Treatments options vary, topical penicillin-based ointments are licensed but may require retreatments due to duration of action. These are more useful for treating Moroxella infections in cattle than Mycoplasma infections in sheep. Subconjunctival injections are also useful in cattle, as they increase the duration of treatment while using smaller volumes of antibiotic.

In sheep, systemic treatments, where injectable antibiotics are used, often give the best cure rates. Longer acting preparations should be used to maximize cure rates. Penicillin-based antibiotics don’t treat Mycoplasma infections, which we see in sheep. Discuss the best treatment plan with your vet, including risk factors, biosecurity and treatment options.

Due to the painful nature of eye disease, consider using anti-inflammatories alongside antibiotics as this will reduce severity, symptoms and pain. Whole flock treatments may be necessary in some outbreaks, which can be costly and frustrating.

Entropion or in-turned eyelids

Another common eye condition we see especially in newborn lambs is in-turned eyelids. This is where the lower eyelid is folded in, and the hairs of the lower eyelid start to rub on the sensitive surface of the eye. This is painful, quickly resulting in trauma, infection and ulceration of the eye.

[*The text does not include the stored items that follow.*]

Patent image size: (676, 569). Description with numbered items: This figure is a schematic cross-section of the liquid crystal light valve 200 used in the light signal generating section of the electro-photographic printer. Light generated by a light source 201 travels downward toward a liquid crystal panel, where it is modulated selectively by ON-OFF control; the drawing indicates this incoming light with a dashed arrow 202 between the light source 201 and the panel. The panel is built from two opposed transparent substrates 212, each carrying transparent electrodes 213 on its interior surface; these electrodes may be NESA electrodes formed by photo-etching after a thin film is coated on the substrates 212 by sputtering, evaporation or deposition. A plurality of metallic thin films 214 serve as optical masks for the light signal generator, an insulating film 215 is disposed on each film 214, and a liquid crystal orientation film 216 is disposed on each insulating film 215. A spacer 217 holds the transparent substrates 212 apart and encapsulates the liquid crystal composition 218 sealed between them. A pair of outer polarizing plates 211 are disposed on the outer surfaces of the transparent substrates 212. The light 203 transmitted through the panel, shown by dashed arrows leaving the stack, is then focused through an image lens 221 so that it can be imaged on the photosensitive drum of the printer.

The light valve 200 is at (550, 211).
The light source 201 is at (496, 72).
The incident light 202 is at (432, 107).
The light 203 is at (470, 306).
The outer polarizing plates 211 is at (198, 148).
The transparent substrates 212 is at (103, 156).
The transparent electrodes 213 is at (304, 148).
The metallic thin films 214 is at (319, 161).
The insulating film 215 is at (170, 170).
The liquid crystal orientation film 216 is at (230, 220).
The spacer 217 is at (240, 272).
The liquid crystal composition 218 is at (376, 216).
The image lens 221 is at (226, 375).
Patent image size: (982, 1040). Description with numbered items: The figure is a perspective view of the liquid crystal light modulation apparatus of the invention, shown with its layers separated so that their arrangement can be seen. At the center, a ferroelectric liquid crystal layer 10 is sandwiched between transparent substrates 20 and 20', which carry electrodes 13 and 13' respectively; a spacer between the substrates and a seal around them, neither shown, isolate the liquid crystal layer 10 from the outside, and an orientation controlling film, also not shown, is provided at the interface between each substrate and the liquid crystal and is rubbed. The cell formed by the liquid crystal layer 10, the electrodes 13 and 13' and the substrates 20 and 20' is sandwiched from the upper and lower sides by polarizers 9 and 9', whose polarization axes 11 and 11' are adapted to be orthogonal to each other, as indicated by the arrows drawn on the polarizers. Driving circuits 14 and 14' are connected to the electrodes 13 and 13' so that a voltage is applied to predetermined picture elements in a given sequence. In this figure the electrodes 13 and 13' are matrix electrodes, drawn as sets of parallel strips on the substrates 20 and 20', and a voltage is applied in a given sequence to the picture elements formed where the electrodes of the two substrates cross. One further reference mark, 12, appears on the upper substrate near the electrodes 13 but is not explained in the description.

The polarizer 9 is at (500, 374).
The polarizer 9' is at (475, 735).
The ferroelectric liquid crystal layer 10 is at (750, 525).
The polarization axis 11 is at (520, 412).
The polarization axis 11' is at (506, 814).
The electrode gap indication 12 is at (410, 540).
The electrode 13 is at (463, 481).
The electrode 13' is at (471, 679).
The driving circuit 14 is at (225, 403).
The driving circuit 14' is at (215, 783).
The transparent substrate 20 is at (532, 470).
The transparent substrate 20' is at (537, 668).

There is a very strong genetic heritable underlying cause. Breeds that tend to be affected are Texel, Beltex, Suffolks and Blue-faced Leicesters. Even crossing these sires in commercial flocks, we can see high incidences of entropion coming through in crossbred lambs.

Mild cases can be corrected simply by unfolding the lower eyelid repeatedly until the condition has resolved. Moderate or severe cases will require subconjunctival injections or sutures to prevent ulceration of the eye. Left untreated, entropion will lead to severe ulceration of the eye and even blindness, which has obvious animal welfare implications. Consider which tups are leaving lambs with entropion and not using them for breeding in future.

Pedigree bulls can also suffer from entropion, where the lower eyelid rubs on the surface of the eye. We tend to see this more in young bulls that are in show or sale condition. However, there is still a strong heritable genetic component. Early identification and treatment are recommended but surgery is sometimes needed in advanced cases for welfare reasons. We don’t recommend using these animals for breeding.